Rezension

Emanzipation im 19. Jahrhundert

Shirley - Charlotte Brontë

Shirley
von Charlotte Bronte

Bewertet mit 4.5 Sternen

Liebesromane sind sehr schädlich, meine Gute; Sie lesen doch hoffentlich keine?

Am Anfang braucht man etwas Geduld. Die Autorin lässt uns lange im Ungewissen, wer diese geheimnisvolle Shirley ist. Über etliche Kapitel müssen wir uns mit der sympathischen Pfarrerstochter Caroline Helstone als Protagonistin begnügen, die, jung, intelligent und hoffnungslos in den Textilfabrikanten Robert Moore verliebt, exemplarisch für alle bürgerlichen Frauen im England des beginnenden 19. Jahrhunderts vor Augen führt, wie die Mädels in jener Zeit in ihrer gesellschaftlich vorgegebenen, eng eingegrenzten Rolle versauerten. Als Shirley dann schließlich auftaucht, hat die Radikalität dieser emanzipierten Frau für die damalige Zeit durchaus das Zeug zu einem Skandalroman.

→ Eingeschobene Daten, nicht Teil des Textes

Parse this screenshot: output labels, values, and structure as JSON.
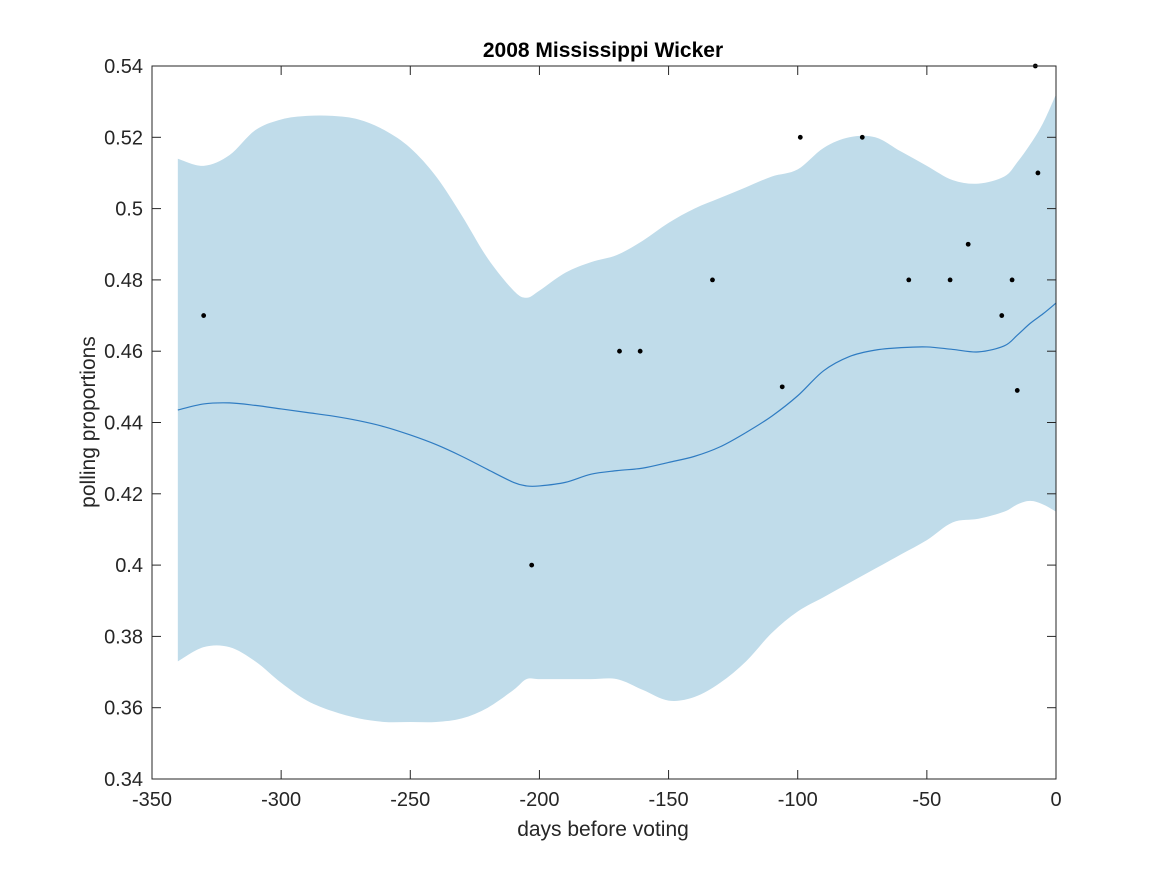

Shirley Keeldar ist wohlhabend, mächtig, selbstbewusst, intelligent, anspruchsvoll, bestimmend. An ihr beißt sich so mancher selbstgefällige Held die Zähne aus. Sie nennt sich „Hauptmann Keeldar“ und wird so in gewisser Weise den Männern ebenbürtig. Natürlich nur, weil sie mit listiger weiblicher Diplomatie die Form wahrt und weil Pfarrer Helstone, der sonst immer extrem skeptisch gegenüber weiblichen Einfällen ist, sie charmant findet. In der unauffälligen, aber nach Bildung und einer Aufgabe lechzenden Caroline findet Shirley eine Seelenverwandte. Die beiden freunden sich an. Aber zwischen ihnen steht Robert Moore, der durch die Kontinentalsperre Napoleons in Not geratene Tuchfabrikant (kommt uns das nicht gerade irgendwie bekannt vor...?), der sich aus existentiellen Gründen eher für die reiche Erbin zu interessieren scheint als für die mittellose Bürgerliche - und auch noch an anderer Front in Bedrängnis gerät, hat er doch aufgrund der schwierigen wirtschaftlichen Lage viele Arbeiter entlassen müssen, und die Not der einfachen Landbevölkerung und somit die Gefahr gewaltsamer Aufstände ist von Anfang an spürbar gegenwärtig.

So ist dieses Buch schon allein auf Grund seiner politischen Sprengkraft höchst lesenswert, obwohl es literarisch sicher nicht Charlotte Brontës stärkstes Werk ist. Sowohl „Jane Eyre“ als auch „Villette“ fand ich dichter, packender. Und doch habe ich „Shirley“ ausgesprochen gern gelesen. Schon auf Grund der feinen Ironie, mit der sie Männlein wie Weiblein aus Briarfield und Umgebung charakterisiert, und das, trotz allem trockenen, teils zynischen Humor, immer noch mit weitsichtiger Differenziertheit - denn kein Charakter ist einfach gut oder schlecht; nein, wenn die Autorin gerade so recht über eine Figur hergezogen ist, lobt sie auf einmal deren Vorzüge. Großartig, wie feinfühlig sie den mitten in der tiefsten Pubertät befindlichen, verschlossenen Martin Yorke charakterisiert. Daraus spricht eine für das 19. Jh. doch ungewöhnliche Wertschätzung für schwierige Jugendliche.

Viele überraschende Dinge passieren in der zweiten Buchhälfte. Am überraschendsten aber fand ich die Schlussbemerkung der Autorin, die sich schlicht und ergreifend weigert, ihrer Geschichte eine Moral aufzuoktroyieren.

Fazit: Auch dieses Werk von Charlotte Brontë ist es, trotz Schwächen, absolut wert, gelesen zu werden.